Sem dúvida, uma parte do eleitorado norte-americano deslocou-se para a direita em algumas questões. A resiliência contínua de Trump e a competitividade acirrada da campanha são provas claras disso. Mas não é apenas a base de Trump que adota explicações conservadoras para a incerteza econômica. Por exemplo, enquanto em 2020 apenas 28% dos eleitores defendiam a redução da imigração, esse número subiu para 55% em 2024. As pesquisas também mostram crescente apoio a proibições de atletas trans e restrições a terapias de afirmação de gênero para jovens.

Essas mudanças na opinião pública estão claramente ligadas às posturas reacionárias cada vez mais difundidas pelos políticos e ao alarmismo da mídia. Contudo, também refletem respostas reacionárias aos temores diante da instabilidade causada pela guerra no Oriente Médio e na Ucrânia, o medo de uma recessão, e o declínio da influência global dos EUA, tanto política quanto economicamente, na sua competição com a China. Além disso, cresce o sentimento de que o Partido Democrata — defensor histórico do neoliberalismo — não é capaz de gerenciar essas crises.
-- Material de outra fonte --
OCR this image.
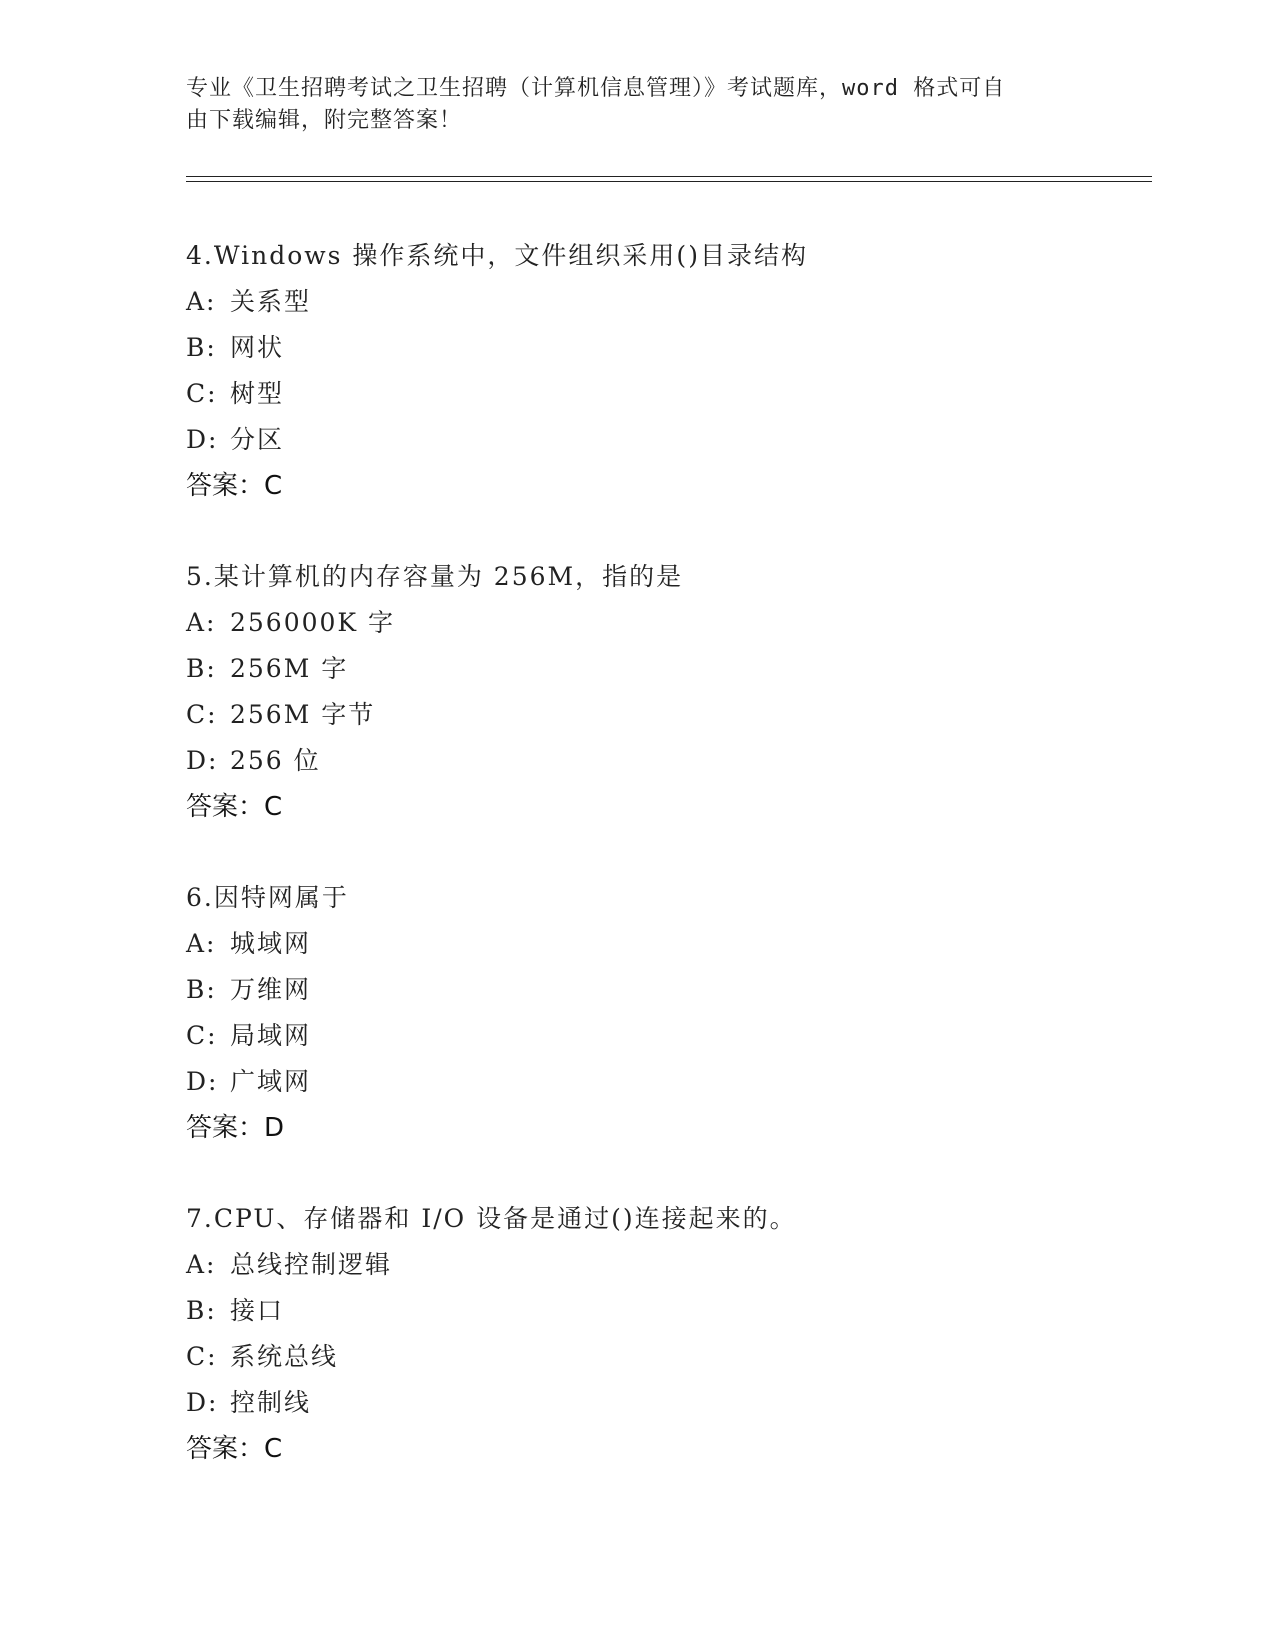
专业《卫生招聘考试之卫生招聘（计算机信息管理）》考试题库，word 格式可自
由下载编辑，附完整答案！
4.Windows 操作系统中，文件组织采用()目录结构
A: 关系型
B: 网状
C: 树型
D: 分区
答案：C
5.某计算机的内存容量为 256M，指的是
A: 256000K 字
B: 256M 字
C: 256M 字节
D: 256 位
答案：C
6.因特网属于
A: 城域网
B: 万维网
C: 局域网
D: 广域网
答案：D
7.CPU、存储器和 I/O 设备是通过()连接起来的。
A: 总线控制逻辑
B: 接口
C: 系统总线
D: 控制线
答案：C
No entanto, em muitas outras questões, os norte-americanos se deslocaram para a esquerda. Mais de 80% dos eleitores apoiam o aumento do salário mínimo, 63% acreditam que o aborto deveria ser legal em todos ou na maioria dos casos, e o apoio aos sindicatos está em níveis históricos. A maioria dos eleitores de todos os partidos defende medidas mais fortes para combater as mudanças climáticas, como priorizar fontes de energia renováveis e alcançar a neutralidade de carbono. O fato de a campanha de Trump ter sido obrigada a rejeitar publicamente o reacionário Projeto 2025 demonstra o quão impopulares — e politicamente tóxicas — são muitas das propostas de extrema direita. Além disso, cresce o número de pessoas que questionam o apoio incondicional dos EUA ao Estado de Israel. Entre os jovens, em particular, há uma mudança significativa, com muitos se tornando mais críticos ao capitalismo e mais receptivos ao socialismo.
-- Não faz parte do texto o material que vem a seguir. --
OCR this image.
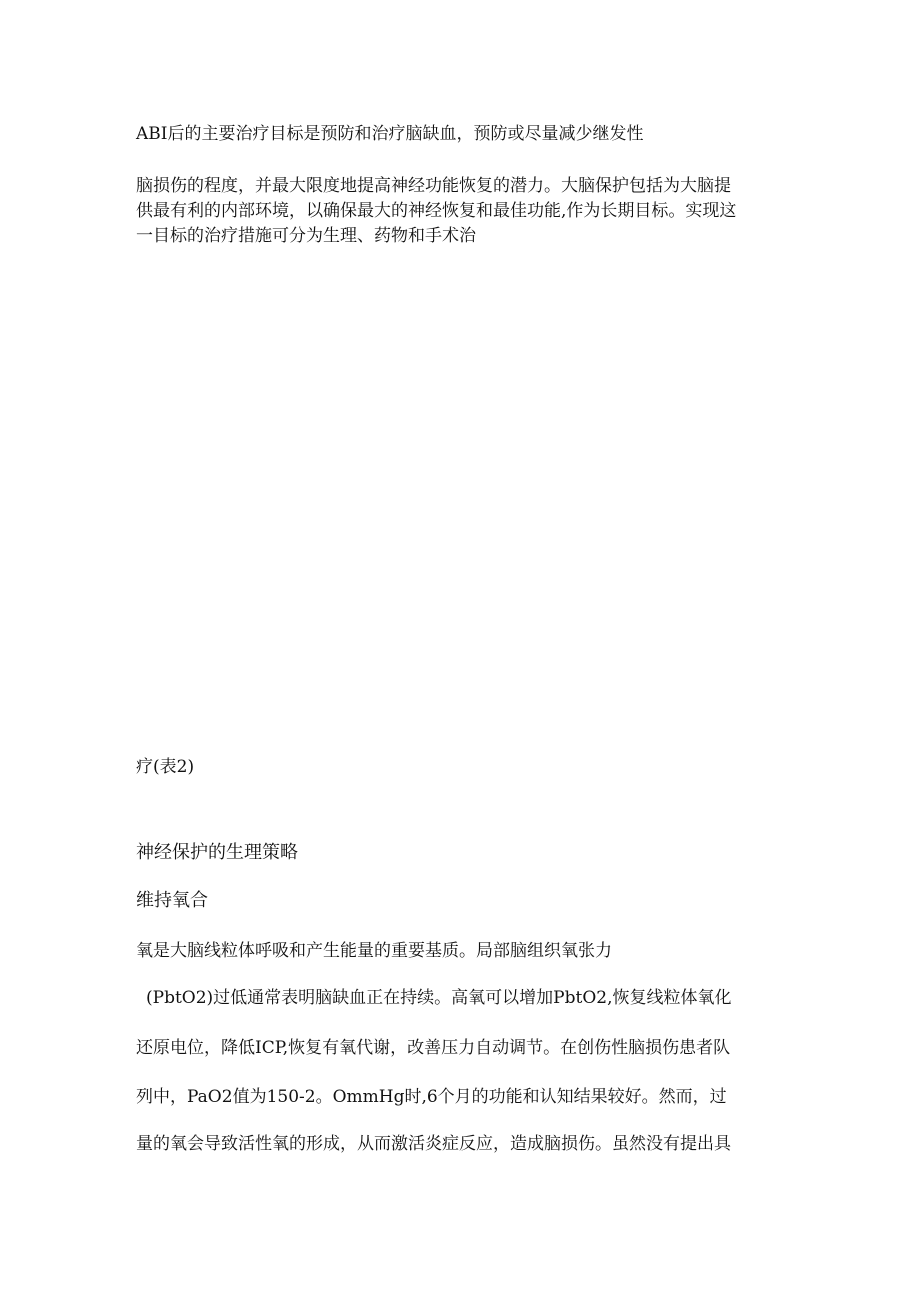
ABI后的主要治疗目标是预防和治疗脑缺血，预防或尽量减少继发性
脑损伤的程度，并最大限度地提高神经功能恢复的潜力。大脑保护包括为大脑提
供最有利的内部环境，以确保最大的神经恢复和最佳功能,作为长期目标。实现这
一目标的治疗措施可分为生理、药物和手术治
疗(表2)
神经保护的生理策略
维持氧合
氧是大脑线粒体呼吸和产生能量的重要基质。局部脑组织氧张力
(PbtO2)过低通常表明脑缺血正在持续。高氧可以增加PbtO2,恢复线粒体氧化
还原电位，降低ICP,恢复有氧代谢，改善压力自动调节。在创伤性脑损伤患者队
列中，PaO2值为150-2。OmmHg时,6个月的功能和认知结果较好。然而，过
量的氧会导致活性氧的形成，从而激活炎症反应，造成脑损伤。虽然没有提出具
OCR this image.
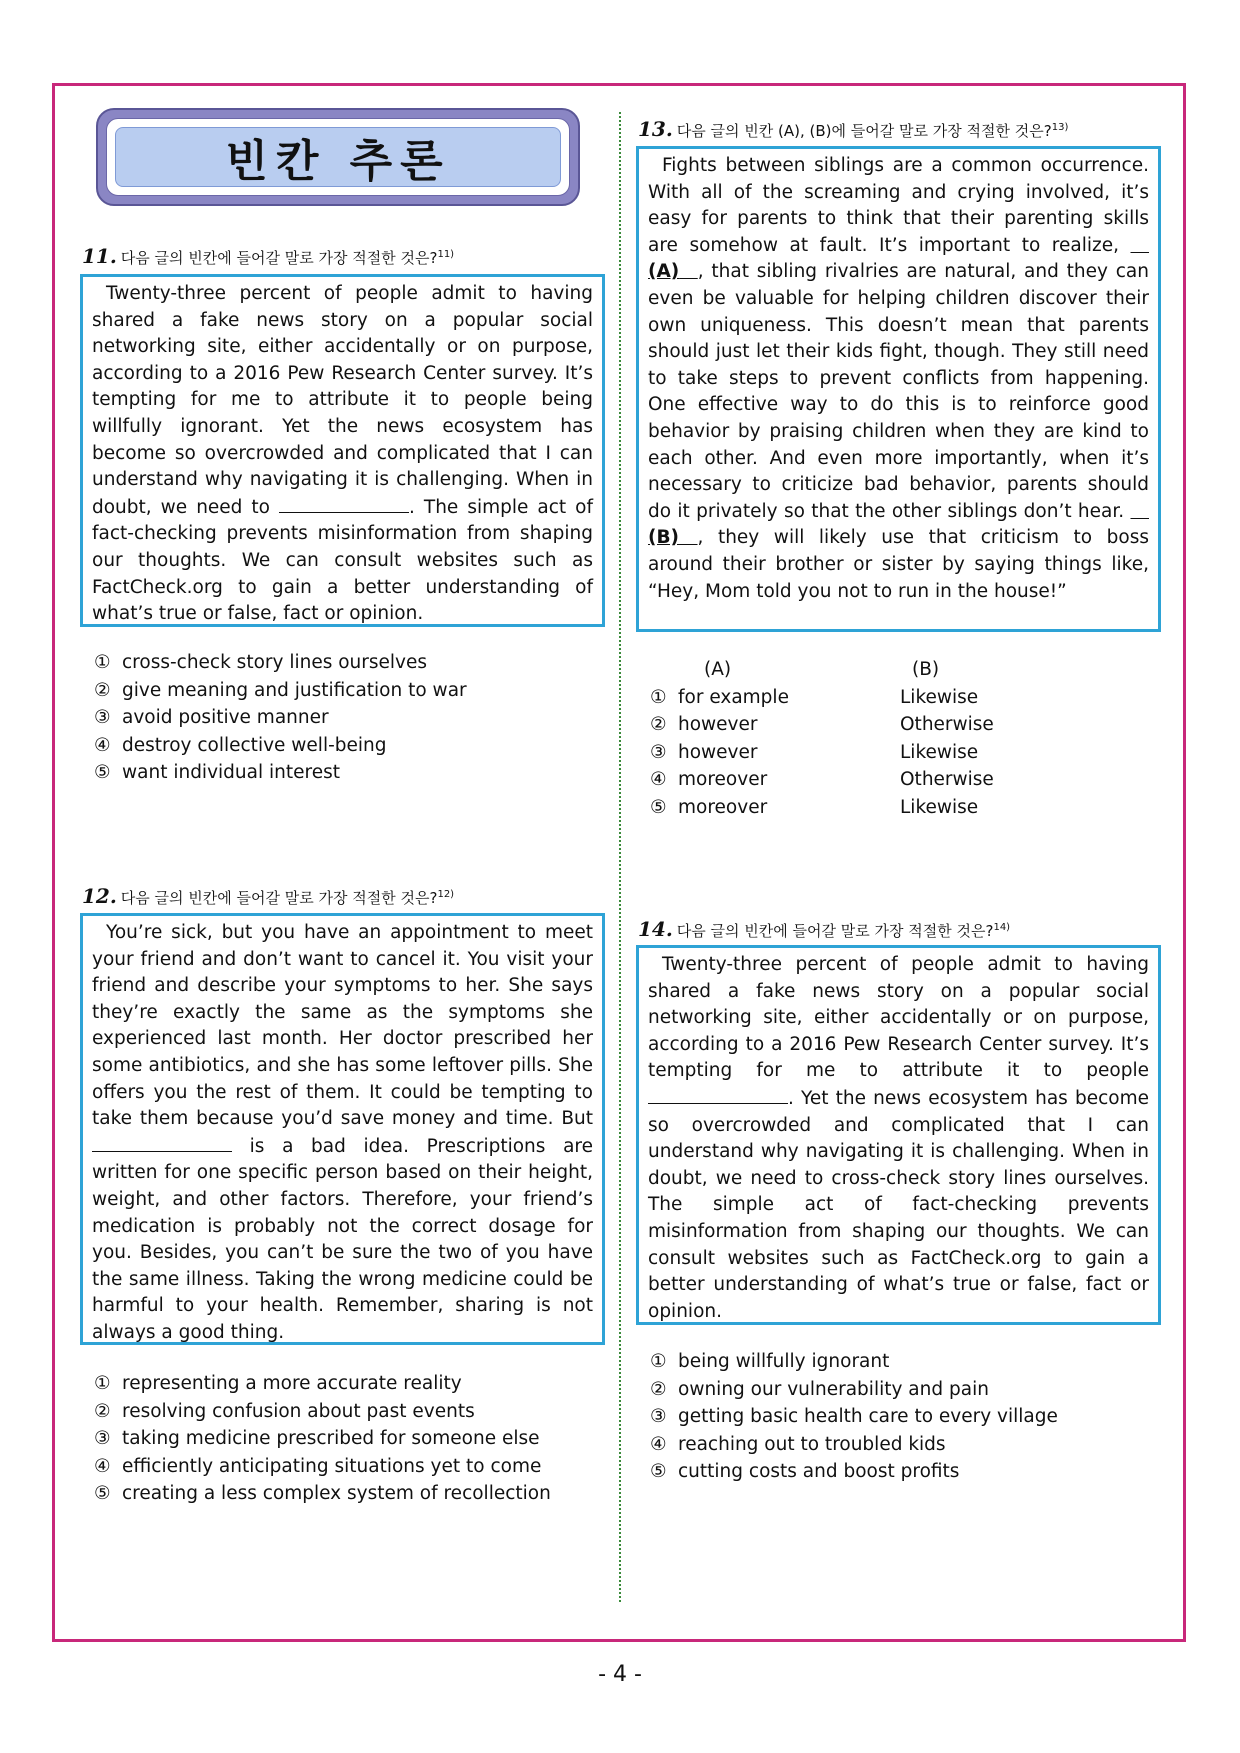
빈칸 추론
11. 다음 글의 빈칸에 들어갈 말로 가장 적절한 것은?$^{11)}$
Twenty-three percent of people admit to having shared a fake news story on a popular social networking site, either accidentally or on purpose, according to a 2016 Pew Research Center survey. It’s tempting for me to attribute it to people being willfully ignorant. Yet the news ecosystem has become so overcrowded and complicated that I can understand why navigating it is challenging. When in doubt, we need to	. The simple act of fact-checking prevents misinformation from shaping our thoughts. We can consult websites such as FactCheck.org to gain a better understanding of what’s true or false, fact or opinion.
① cross-check story lines ourselves
② give meaning and justification to war
③ avoid positive manner
④ destroy collective well-being
⑤ want individual interest
12. 다음 글의 빈칸에 들어갈 말로 가장 적절한 것은?$^{12)}$
You’re sick, but you have an appointment to meet your friend and don’t want to cancel it. You visit your friend and describe your symptoms to her. She says they’re exactly the same as the symptoms she experienced last month. Her doctor prescribed her some antibiotics, and she has some leftover pills. She offers you the rest of them. It could be tempting to take them because you’d save money and time. But  is a bad idea. Prescriptions are written for one specific person based on their height, weight, and other factors. Therefore, your friend’s medication is probably not the correct dosage for you. Besides, you can’t be sure the two of you have the same illness. Taking the wrong medicine could be harmful to your health. Remember, sharing is not always a good thing.
① representing a more accurate reality
② resolving confusion about past events
③ taking medicine prescribed for someone else
④ efficiently anticipating situations yet to come
⑤ creating a less complex system of recollection
13. 다음 글의 빈칸 (A), (B)에 들어갈 말로 가장 적절한 것은?$^{13)}$
Fights between siblings are a common occurrence. With all of the screaming and crying involved, it’s easy for parents to think that their parenting skills are somehow at fault. It’s important to realize,  (A)  , that sibling rivalries are natural, and they can even be valuable for helping children discover their own uniqueness. This doesn’t mean that parents should just let their kids fight, though. They still need to take steps to prevent conflicts from happening. One effective way to do this is to reinforce good behavior by praising children when they are kind to each other. And even more importantly, when it’s necessary to criticize bad behavior, parents should do it privately so that the other siblings don’t hear.  (B)  , they will likely use that criticism to boss around their brother or sister by saying things like, “Hey, Mom told you not to run in the house!”
(A)	(B)
① for example	Likewise
② however	Otherwise
③ however	Likewise
④ moreover	Otherwise
⑤ moreover	Likewise
14. 다음 글의 빈칸에 들어갈 말로 가장 적절한 것은?$^{14)}$
Twenty-three percent of people admit to having shared a fake news story on a popular social networking site, either accidentally or on purpose, according to a 2016 Pew Research Center survey. It’s tempting for me to attribute it to people . Yet the news ecosystem has become so overcrowded and complicated that I can understand why navigating it is challenging. When in doubt, we need to cross-check story lines ourselves. The simple act of fact-checking prevents misinformation from shaping our thoughts. We can consult websites such as FactCheck.org to gain a better understanding of what’s true or false, fact or opinion.
① being willfully ignorant
② owning our vulnerability and pain
③ getting basic health care to every village
④ reaching out to troubled kids
⑤ cutting costs and boost profits
- 4 -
Mas mesmo que os norte-americanos tivessem se movido para a direita em todas essas questões, isso não justificaria a adoção de políticas direitistas. Ao ceder terreno ao trumpismo e adotar a retórica e as políticas republicanas em diversas áreas, Biden, Harris e os democratas ajudaram a pavimentar o caminho para a extrema direita. Longe de oferecer uma alternativa à agenda republicana cada vez mais reacionária, os democratas normalizaram e perpetuaram discursos e políticas como a anti-imigração. Como já foi apontado, "agora que ambos os partidos estão tentando parecer duros com a imigração, faz sentido que eleitores cada vez mais desconfiados da imigração se voltem para o candidato que, essencialmente, construiu toda sua carreira demonizando os imigrantes."
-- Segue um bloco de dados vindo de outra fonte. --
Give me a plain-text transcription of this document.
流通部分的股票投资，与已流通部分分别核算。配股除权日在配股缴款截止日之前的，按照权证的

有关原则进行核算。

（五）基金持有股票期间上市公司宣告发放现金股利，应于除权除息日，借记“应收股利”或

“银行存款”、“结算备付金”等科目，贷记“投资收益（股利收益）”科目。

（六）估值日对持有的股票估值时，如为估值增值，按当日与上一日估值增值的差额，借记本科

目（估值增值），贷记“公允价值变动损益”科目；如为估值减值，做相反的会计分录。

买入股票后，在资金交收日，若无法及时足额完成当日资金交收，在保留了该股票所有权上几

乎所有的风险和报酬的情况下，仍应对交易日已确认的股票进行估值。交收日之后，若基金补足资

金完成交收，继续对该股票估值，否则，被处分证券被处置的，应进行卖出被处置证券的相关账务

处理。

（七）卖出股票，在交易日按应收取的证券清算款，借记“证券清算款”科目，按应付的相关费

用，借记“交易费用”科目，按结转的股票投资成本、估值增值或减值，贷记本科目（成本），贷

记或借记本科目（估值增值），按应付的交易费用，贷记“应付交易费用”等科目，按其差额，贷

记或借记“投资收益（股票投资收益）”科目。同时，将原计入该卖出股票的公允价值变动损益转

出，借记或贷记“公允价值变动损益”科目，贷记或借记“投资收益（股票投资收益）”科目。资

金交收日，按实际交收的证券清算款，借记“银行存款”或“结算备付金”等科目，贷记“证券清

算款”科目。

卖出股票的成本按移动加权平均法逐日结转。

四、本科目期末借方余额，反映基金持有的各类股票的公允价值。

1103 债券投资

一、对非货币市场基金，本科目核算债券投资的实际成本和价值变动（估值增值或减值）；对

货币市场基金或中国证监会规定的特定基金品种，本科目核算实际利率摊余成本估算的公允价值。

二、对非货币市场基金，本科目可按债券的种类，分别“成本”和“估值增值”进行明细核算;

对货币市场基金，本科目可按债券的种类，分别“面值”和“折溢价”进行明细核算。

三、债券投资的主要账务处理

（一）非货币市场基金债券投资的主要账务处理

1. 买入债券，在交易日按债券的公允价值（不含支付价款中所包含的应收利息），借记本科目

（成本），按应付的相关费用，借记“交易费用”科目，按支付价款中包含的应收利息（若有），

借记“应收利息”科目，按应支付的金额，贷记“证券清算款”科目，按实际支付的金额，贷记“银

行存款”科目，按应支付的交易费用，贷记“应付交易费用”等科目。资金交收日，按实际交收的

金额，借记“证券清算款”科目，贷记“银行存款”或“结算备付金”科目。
O deslocamento dos democratas para a direita não é meramente uma tentativa de seguir a opinião pública. O foco de Harris em reforçar o status quo e revitalizar a viabilidade do regime bipartidário — que agora inclui o trumpismo — também é uma resposta ao ressurgimento do movimento operário e dos movimentos sociais que ganharam força nos últimos anos. Com desafios internos e externos, o Partido Democrata enfrenta crescente dificuldade em conter as aspirações progressistas de setores da população que antes o viam como um veículo de mudança. Esse cenário se reflete no papel em transformação da ala progressista do partido, especialmente nos meses finais da corrida presidencial de 2024.

·        Os progressistas e a burocracia sindical facilitaram o giro à direita dos democratas

Alguns analistas, como Branko Marcetic, da *Jacobin*, apontaram corretamente que os democratas se moveram para a direita, apesar de um eleitorado cada vez mais progressista. O que falta nesse diagnóstico, porém, é o papel reacionário que figuras progressistas desempenharam no cenário político atual.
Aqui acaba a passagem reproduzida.